Spatial Logic ATutorial Introduction
Stc
ComputingScienceColloquium
Date: June 26
Time: 11am
Room: C008 AARD
Speaker: Dave Clarke
Title: Spatial Logic: A Tutorial Introduction
Slides available http://www.cs.uu.nl/~dave/talks/spatiallogic.pdf
Abstract
Not only hot but also cool is the emergent field of
spatial logic. Stemming from bizarre notions such
as substructural logic (e.g., linear logic), spatial
logics enable the description of things (pointer
programs, graphs, XML documents) in separate components
that may contain unbound names. These components
can then be joined together using the connectives
of the logic, potentially providing bindings for the
unbound names. Spatial logics enable, for example, the
reasoning about parts of a program containing dangling
pointers, which can then be joined using the connectives
of the logic giving the pointers something to point to
(Cool, hey?). It is expected that this will enable more
modular and local reasoning.
This talk will cover two spatial logics.

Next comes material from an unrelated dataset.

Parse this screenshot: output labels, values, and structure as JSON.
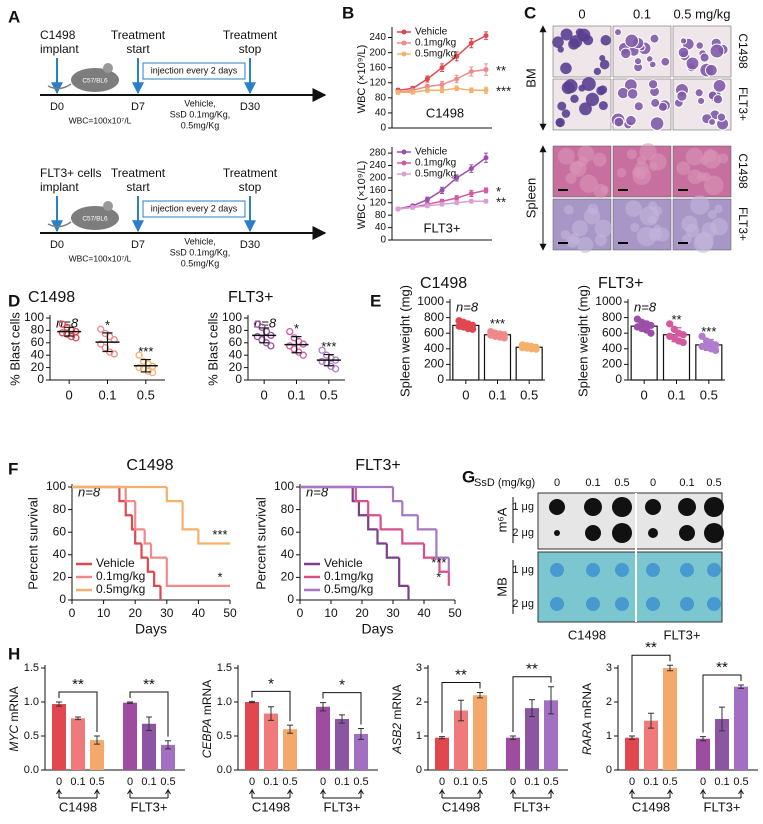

Firstly, it
will cover O'Hearn, Reynolds and Pym's Logic of Bunched
Implications and its application to reasoning about
low-level pointer programs. Secondly, the talk will
review Cardelli, Gordon, Gardner and Ghelli's Spatial
Logics and their application to semi-structured data
(XML) processing.
If time permits, the talk will also give an overview of
other applications of spatial logic, including some
speculative ideas regarding object-oriented programming.